Since we found out we were moving, I've become a little shop-happy as far as gathering little bits and pieces of memorabilia and items to remind me of our life here- as I'm sure you noticed in my Jubilee pottery post! Today's post arrived with two packages for me and I couldn't wait to share them!
A few months back I found out about a fun little monthly subscription post service called "Not Another Bill." The premise is that, for a small cost, you receive one surprise in the post every month. Last month (July), I received these traditional Chinese scissors- or, as I call them, "stabby Edward-Scissorhands scissors":
Despite their dangerous appearance, they're actually really handy. I have a habit of sitting in the sunshine and cutting my split ends off, (I'm lazy about cutting my hair, and this helps prevent overall damage. It's weird, I know, but I've done it since high school.), and when I don't have fingernail scissors I'll often bite the ends off (No, I do not "eat" my hair- I hold the end and drop it)- but these little scissors are PERFECT for split-end trimming.
My only issue with them is that they don't have cases... so I think I'll felt them little sleeves for safety!
Anyway- the other gift (there are often different NABs mailed out) was a reproduction folding map. NAB offers extra items for sale on their website, and I love maps- so I ordered a "country" one (the other option was celestial) and received Modern Rome in 1885. A friend of mine received a 1971 London one- jealous! Don't get me wrong, though- whenever we finally get to Rome, I'm taking this one along to see how much (or how little!) has changed in the ancient city!
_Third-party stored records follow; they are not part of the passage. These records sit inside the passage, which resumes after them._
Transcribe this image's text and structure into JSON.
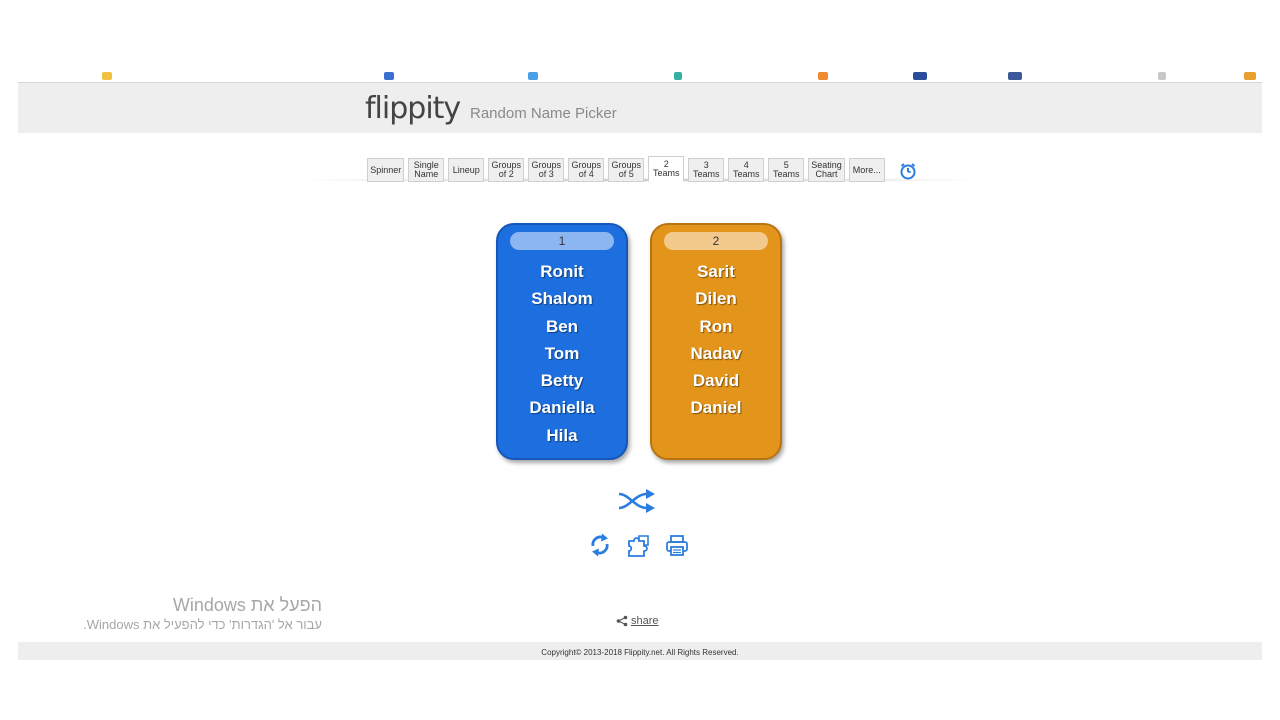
{
  "app": {
    "logo": "flippity",
    "title": "Random Name Picker"
  },
  "tabs": [
    {
      "label": "Spinner",
      "active": false
    },
    {
      "label": "Single\nName",
      "active": false
    },
    {
      "label": "Lineup",
      "active": false
    },
    {
      "label": "Groups\nof 2",
      "active": false
    },
    {
      "label": "Groups\nof 3",
      "active": false
    },
    {
      "label": "Groups\nof 4",
      "active": false
    },
    {
      "label": "Groups\nof 5",
      "active": false
    },
    {
      "label": "2\nTeams",
      "active": true
    },
    {
      "label": "3\nTeams",
      "active": false
    },
    {
      "label": "4\nTeams",
      "active": false
    },
    {
      "label": "5\nTeams",
      "active": false
    },
    {
      "label": "Seating\nChart",
      "active": false
    },
    {
      "label": "More...",
      "active": false
    }
  ],
  "teams": [
    {
      "number": "1",
      "color": "#1d6fe0",
      "members": [
        "Ronit",
        "Shalom",
        "Ben",
        "Tom",
        "Betty",
        "Daniella",
        "Hila"
      ]
    },
    {
      "number": "2",
      "color": "#e3941b",
      "members": [
        "Sarit",
        "Dilen",
        "Ron",
        "Nadav",
        "David",
        "Daniel"
      ]
    }
  ],
  "icons": {
    "timer": "stopwatch-icon",
    "shuffle": "shuffle-icon",
    "refresh": "refresh-icon",
    "puzzle": "puzzle-icon",
    "print": "print-icon",
    "share": "share-icon"
  },
  "accent_color": "#2b7de0",
  "windows_activation": {
    "line1": "הפעל את Windows",
    "line2": "עבור אל 'הגדרות' כדי להפעיל את Windows."
  },
  "share_label": "share",
  "footer": "Copyright© 2013-2018 Flippity.net. All Rights Reserved."
}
The maps are copies of actual old folding maps- complete with little dings and smudges- mounted on linen for strength. They're perfect for someone like me, who'd love the real thing but just can't afford it.
I loved my map so much that I went to the company's website and perused their online shop. The Counties of York from 1820 was my first choice- I've kept an eye at our local auction house and at various print shops I've found for a good-condition, large, vintage Yorkshire map- but they're either not what I want or out of my price range. This one covers the historical "Three Ridings", North, East, and West Yorkshire.
It's pretty fun, because Harrogate is listed as "High Harrowgate", Pateley Bridge is "Paitley Bridge", and our old village, Birstwith, is on there, too! While this isn't strange for villages or towns here, most of which were established centuries ago, my American self gets all excited over it!
There were two great maps of Scotland- one of the country in 1829, and this one from 1714 that included the little pictures of major cities and sites on the sides. I love it!
Another great feature of the maps is their cases- they come in sturdy folders covered in reproduction 18th century marbled paper- and are quite lovely!
One of the other great reproduction items I've found here is a metal railway sign. I've wanted a few of them since I first saw them, but I try to be a savvy shopper and I watched our local auction house like a hawk- and finally got this one at a price I was happy with.
I've kept my eye out for one of the Yorkshire Dales and one of the Yorkshire Coast- but haven't found any for a good price.
With that in mind, an online flash-sale site, Dalani, had a boutique of vintage railway reproductions on wood- and, while there wasn't a Dales or general Coast one, there was a Scarborough one- and I love Scarborough!(here, here, and here) I'm really happy with this sign and can't wait to find the perfect place to hang it in our NC house. (That's a lie- I'd rather find the perfect place to hang it here, but we're being upbeat, right?!?!)
Overall, it was a great day in the post for me- and now I've got several bits of Great Britain to surround me in the future!
While we're on the subject of stuff on walls, I thought I'd share one other set I've acquire here. I bought these at our first 1940s weekend in Haworth, as they seemed a fitting remembrance of the day.
These three were the original propaganda signs hung around the country for morale during the War. "Keep Calm and Carry On" is of course the most famous- but the "Your Courage, Your Cheerfulness, Your Resolution" was actually the first printed.
"Dig for Victory" wasn't a propaganda sign during the War, but rather the slogan of the "Victory Garden" campaign- a movement to encourage kitchen gardens for food and supplementing the limited ration cards.
I couldn't resist the "Don't Panic" sign, as Hitchhiker's Guide to the Galaxy is one of my favorite books- as Lindsay knows!
This last picture is just to show you why these are so awkward- the signs hang along our stair wall, and it's a really narrow space, not conducive to picture-taking!
Update: I also received the best parcel I've ever gotten in my life. DOG FOOD!